Anything involving emotions – trust, fear, frustration, excitement – requires real people. AI simulates emotional responses based on text patterns. It doesn't experience them, and that difference shows up in the data.

And any decision that commits significant resources needs real validation. That's not a matter of preference, but of risk management.

The better path: AI-assisted real research

AI's strength lies not in replacing people, but in making real research more efficient.

AI for execution and analysis: automated interviews with real users, transcription, initial coding, pattern recognition across many conversations. Here AI actually saves time without compromising quality.

Humans for insight: judgment, empathy, recognizing nuances, strategic interpretation. These are the parts that matter most – and that AI cannot deliver.

AI for scaling, but only after real research has validated patterns. Then it can help think through implications and variations.

Humans for validation: final decisions always go back to real users.

This hybrid approach combines AI speed with human truth. It takes seriously what the research shows: that AI is a powerful tool – but only when it builds on the foundation of real conversations with real people.

Frequently asked questions

Can synthetic users replace real user interviews?

No. For exploratory research and final validation, you need real humans.

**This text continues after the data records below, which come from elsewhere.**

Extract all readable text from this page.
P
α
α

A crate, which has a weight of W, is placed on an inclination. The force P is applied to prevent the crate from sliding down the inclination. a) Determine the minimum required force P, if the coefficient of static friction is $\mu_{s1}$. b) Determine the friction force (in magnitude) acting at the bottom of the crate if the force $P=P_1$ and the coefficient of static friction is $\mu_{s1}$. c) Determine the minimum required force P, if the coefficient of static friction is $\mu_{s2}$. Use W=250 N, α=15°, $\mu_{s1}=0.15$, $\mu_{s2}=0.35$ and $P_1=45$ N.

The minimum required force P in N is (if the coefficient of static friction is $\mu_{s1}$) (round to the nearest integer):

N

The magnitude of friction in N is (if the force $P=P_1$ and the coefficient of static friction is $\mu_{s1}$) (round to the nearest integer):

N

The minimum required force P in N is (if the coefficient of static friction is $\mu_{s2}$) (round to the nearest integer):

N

Synthetic users can supplement, never substitute.

What's the biggest risk of synthetic user research?

The sycophancy problem. AI personas give overly positive, shallow feedback that confirms what you want to hear and misses critical issues that would actually help you build better products.

Are interview-based AI twins more reliable?

Yes, significantly. Stanford found 85% accuracy when the AI was trained on real interview data from that specific person. But you still need the real interview first, which means you're not actually saving the research step.

When is synthetic user research appropriate?

Hypothesis generation, interview guide testing, and exploring variations on validated patterns. Never for concept validation or final decisions.

How do I explain the limitations to stakeholders?

Frame it clearly: synthetic users generate possibilities, not evidence. Any finding worth acting on needs real user validation. If someone pushes back, ask them whether they'd bet their product roadmap on a coin flip.

Synthetic users are a tool, not a method. Use them to generate questions, then answer those questions with real people.